A aplicação de agentes de inteligência artificial na gestão de contas de publicidade, com orçamentos reais sendo executados a cada hora, está saindo da fase de experimentação para a de produção em escala. Com isso, emerge uma questão central, que tira o sono de diretores de marketing e gestores de agências: como confiar em um sistema autônomo e, por vezes, imprevisível, para não incinerar o orçamento do mês em uma tarde?

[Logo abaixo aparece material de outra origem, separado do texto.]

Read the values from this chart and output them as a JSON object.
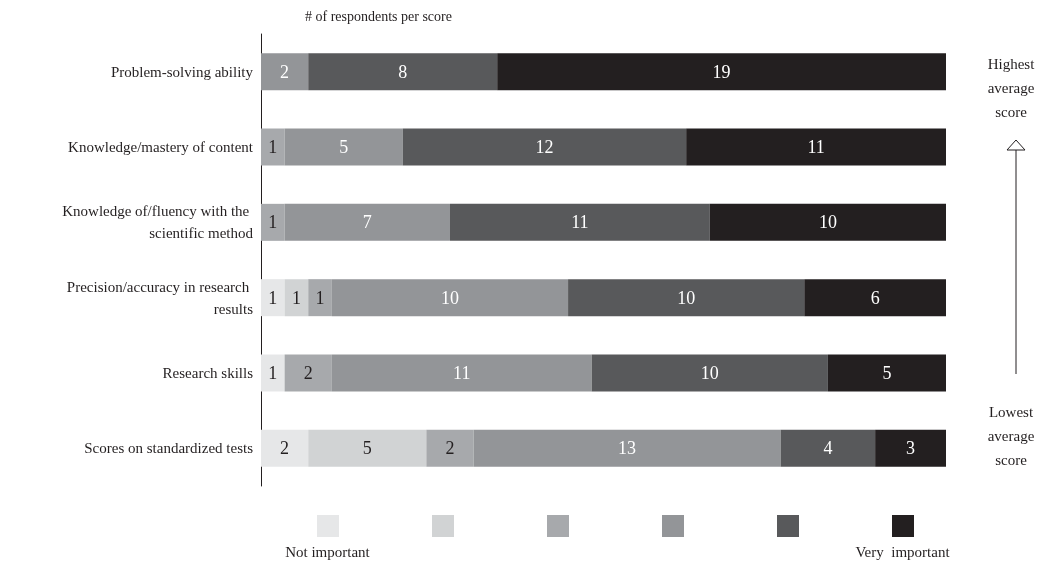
{
  "chart_data": {
    "type": "bar",
    "orientation": "horizontal",
    "stacked": true,
    "data_labels": true,
    "legend": "bottom",
    "title": "# of respondents per score",
    "categories": [
      "Problem-solving ability",
      "Knowledge/mastery of content",
      "Knowledge of/fluency with the scientific method",
      "Precision/accuracy in research results",
      "Research skills",
      "Scores on standardized tests"
    ],
    "series": [
      {
        "name": "Not important",
        "color": "#e6e7e8",
        "values": [
          null,
          null,
          null,
          1,
          1,
          2
        ]
      },
      {
        "color": "#d1d3d4",
        "values": [
          null,
          null,
          null,
          1,
          null,
          5
        ]
      },
      {
        "color": "#a7a9ac",
        "values": [
          null,
          1,
          1,
          1,
          2,
          2
        ]
      },
      {
        "color": "#939598",
        "values": [
          2,
          5,
          7,
          10,
          11,
          13
        ]
      },
      {
        "color": "#58595b",
        "values": [
          8,
          12,
          11,
          10,
          10,
          4
        ]
      },
      {
        "name": "Very  important",
        "color": "#231f20",
        "values": [
          19,
          11,
          10,
          6,
          5,
          3
        ]
      }
    ],
    "annotations": [
      "Highest average score",
      "Lowest average score"
    ]
  }
}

A resposta, segundo uma análise aprofundada da Optmyzr, uma plataforma de software para publicidade online, não está em uma fé cega na tecnologia, mas na construção de um sistema de governança robusto ao seu redor. Em um artigo para o Search Engine Land, a empresa argumenta que a pergunta correta não é se devemos confiar na IA, mas como podemos construir um ambiente onde essa confiança seja possível e verificável. A solução proposta é uma arquitetura de segurança em três camadas, que transforma o uso da IA de um ato de fé em um processo de engenharia controlado.
A arquitetura da confiança
A proposta se afasta da ideia de que um único modelo de IA ou um prompt bem elaborado são suficientes para garantir a segurança. Em vez disso, ela defende a sobreposição de camadas de automação, onde cada uma serve como um freio de contenção para a outra. É um princípio análogo à gestão de um novo colaborador ou de uma agência terceirizada: ninguém recebe acesso irrestrito a tudo desde o primeiro dia. Define-se o que a pessoa pode ver, o que pode fazer e quem precisa aprovar seu trabalho.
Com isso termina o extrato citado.